Every C programmer knows malloc() returns a pointer to usable memory. What happens before that pointer arrives is a journey through at least three layers: glibc’s internal bins, a system call (either brk or mmap), and finally the kernel’s page allocator. Each layer has its own constraints, and understanding them is the difference between “my process RSS keeps growing” and knowing why.

This article focuses on the system call boundary: when glibc decides it needs more memory from the kernel, what actually happens.

Before malloc: where memory comes from

When the kernel loads an ELF binary, the process’s address space is carved into regions that the kernel tracks in struct mm_struct:

struct mm_struct {
    unsigned long start_code, end_code;   // text segment bounds
    unsigned long start_data, end_data;   // data segment bounds
    unsigned long start_brk, brk;         // heap boundaries
    unsigned long start_stack;            // stack top
    unsigned long arg_start, arg_end;     // argv
    unsigned long env_start, env_end;     // environ
    struct vm_area_struct *mmap;          // linked list of VMAs
    pgd_t *pgd;                           // page table root
};

Two fields matter for heap allocation:

  • start_brk — the initial program break, set once at exec time. With ASLR off, start_brk == end_data (the end of the BSS segment). With ASLR level 2, there is a random offset between them.
  • brk — the current program break, i.e., the top of the heap. It starts equal to start_brk and moves upward as the heap grows. It can move downward, but only from the top — you can’t punch a hole in the middle.
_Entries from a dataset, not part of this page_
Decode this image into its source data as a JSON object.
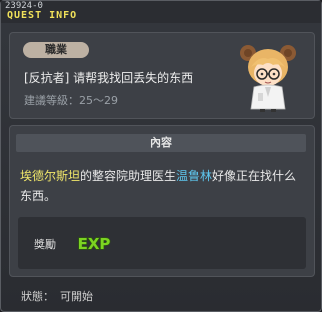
{
  "header": {
    "quest_id": "23924-0",
    "title": "QUEST INFO"
  },
  "quest": {
    "job_label": "職業",
    "name": "[反抗者] 请帮我找回丢失的东西",
    "level_label": "建議等級：25～29"
  },
  "content": {
    "header": "內容",
    "desc_part1": "埃德尔斯坦",
    "desc_part2": "的整容院助理医生",
    "desc_part3": "温鲁林",
    "desc_part4": "好像正在找什么东西。"
  },
  "reward": {
    "label": "獎勵",
    "icon": "exp-icon",
    "icon_text": "EXP"
  },
  "status": {
    "label": "狀態：",
    "value": "可開始"
  },
  "colors": {
    "title": "#f1e25a",
    "npc_highlight": "#5ec8f0",
    "place_highlight": "#f0e66a",
    "exp": "#7cd422"
  }
}
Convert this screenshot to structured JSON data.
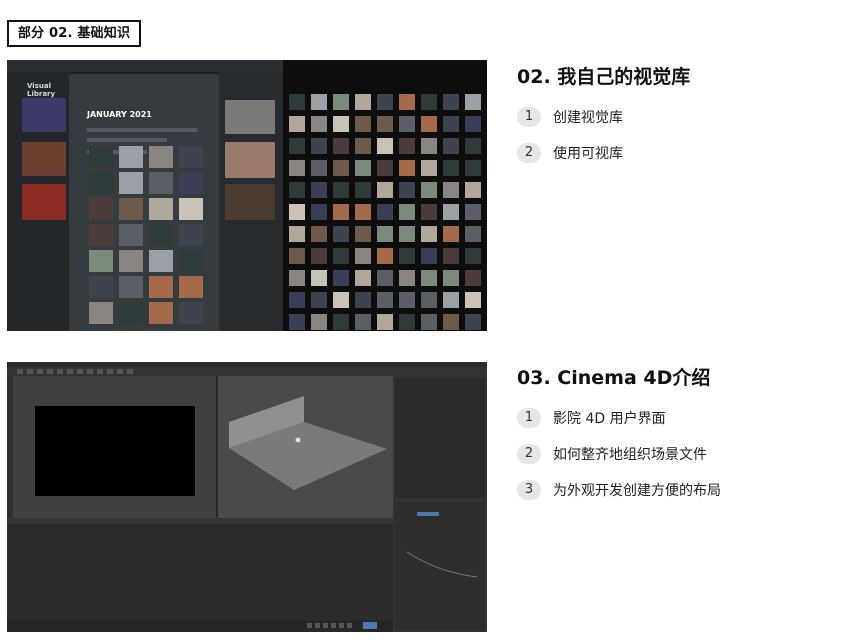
{
  "part_label": "部分 02. 基础知识",
  "sections": [
    {
      "title": "02. 我自己的视觉库",
      "items": [
        {
          "num": "1",
          "text": "创建视觉库"
        },
        {
          "num": "2",
          "text": "使用可视库"
        }
      ]
    },
    {
      "title": "03. Cinema 4D介绍",
      "items": [
        {
          "num": "1",
          "text": "影院 4D 用户界面"
        },
        {
          "num": "2",
          "text": "如何整齐地组织场景文件"
        },
        {
          "num": "3",
          "text": "为外观开发创建方便的布局"
        }
      ]
    }
  ],
  "screenshot1": {
    "app_title": "Visual Library",
    "month_heading": "JANUARY 2021"
  }
}
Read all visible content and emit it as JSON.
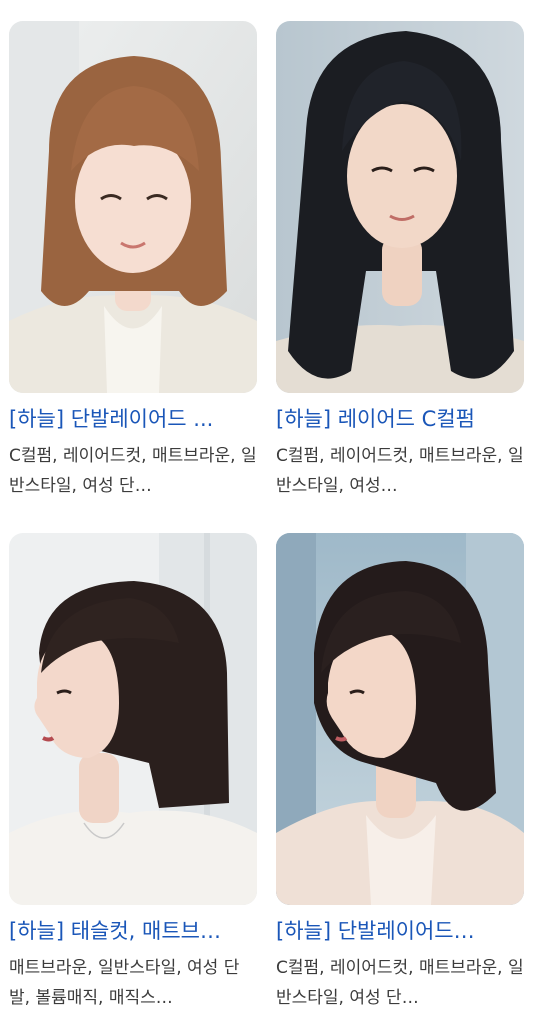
{
  "results": [
    {
      "title": "[하늘] 단발레이어드 ...",
      "description": "C컬펌, 레이어드컷, 매트브라운, 일반스타일, 여성 단…",
      "image": "brown-layered-bob-photo"
    },
    {
      "title": "[하늘] 레이어드 C컬펌",
      "description": "C컬펌, 레이어드컷, 매트브라운, 일반스타일, 여성…",
      "image": "long-black-layered-hair-photo"
    },
    {
      "title": "[하늘] 태슬컷, 매트브…",
      "description": "매트브라운, 일반스타일, 여성 단발, 볼륨매직, 매직스…",
      "image": "dark-bob-side-profile-photo"
    },
    {
      "title": "[하늘] 단발레이어드…",
      "description": "C컬펌, 레이어드컷, 매트브라운, 일반스타일, 여성 단…",
      "image": "dark-layered-bob-side-profile-photo"
    }
  ],
  "colors": {
    "title_link": "#1a56b8",
    "description_text": "#3c3c3c"
  }
}
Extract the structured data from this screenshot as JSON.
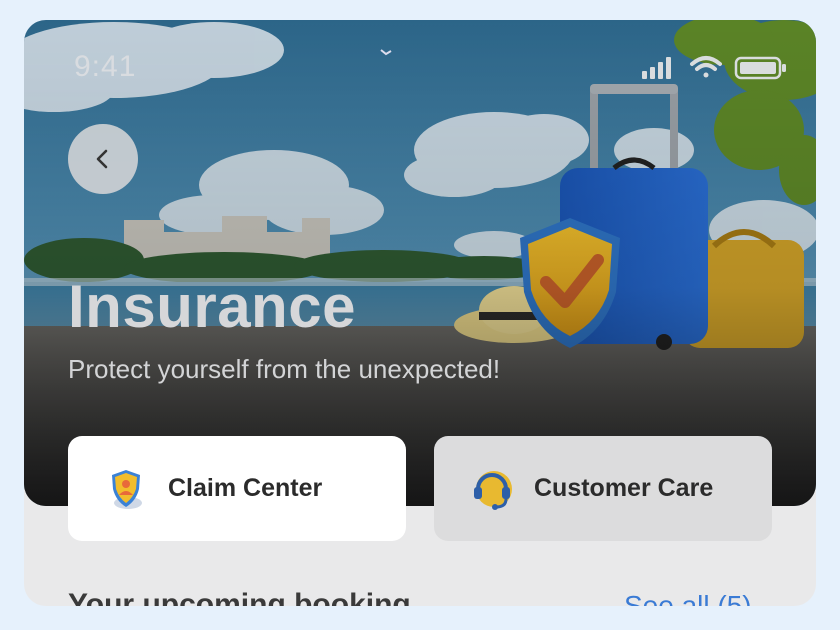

The heap lives between the data segment and the mmap region:

High addresses
+-----------------------------+
| Kernel space                |  (3GB+ on 32-bit)
+-----------------------------+
| Stack (grows down)          |
| mmap region (libs, threads) |  ← libc.so, ld.so, thread stacks
| Heap (grows up via brk)     |  ← brk pointer moves up
+-----------------------------+
| BSS (uninitialized globals) |
+-----------------------------+
| Data (initialized globals)  |
+-----------------------------+
| Text (code)                 |
+-----------------------------+
Low addresses

brk: the simple allocator

brk is one of the oldest Unix syscalls. It does one thing: move the program break pointer. That’s it. The kernel responds by mapping or unmapping pages between the old and new break.

What brk looks like at the syscall level

void *sbrk(intptr_t increment);   // library wrapper
int brk(void *addr);              // set break to absolute address

sbrk(0) returns the current break without changing it — useful for introspection. brk(new_addr) sets the break to an arbitrary value. If the new break is above the old one, the kernel maps anonymous pages. If below, it unmaps them. There is no granularity finer than a page: moving the break by 1 byte still maps a full 4KB page.

Experiment

#include <stdio.h>
#include <unistd.h>

int main() {
    void *curr;

    printf("PID: %d\n", getpid());
    curr = sbrk(0);
    printf("Initial program break: %p\n", curr);
    getchar();  // ← check /proc/PID/maps here

    brk(curr + 4096);        // extend by one page
    curr = sbrk(0);
    printf("After brk(+4KB): %p\n", curr);
    getchar();  // ← check again

    brk(curr - 4096);        // shrink back
    curr = sbrk(0);
    printf("After shrink: %p\n", curr);
    getchar();
    return 0;
}

Before brk: the process has no independent [heap] segment. The last mapped region is end_data:

0804a000-0804b000 rw-p 00001000 08:01 539624  /home/user/sbrk_test

After brk(+4096): a [heap] entry appears:

0804b000-0804c000 rw-p 00000000 00:00 0       [heap]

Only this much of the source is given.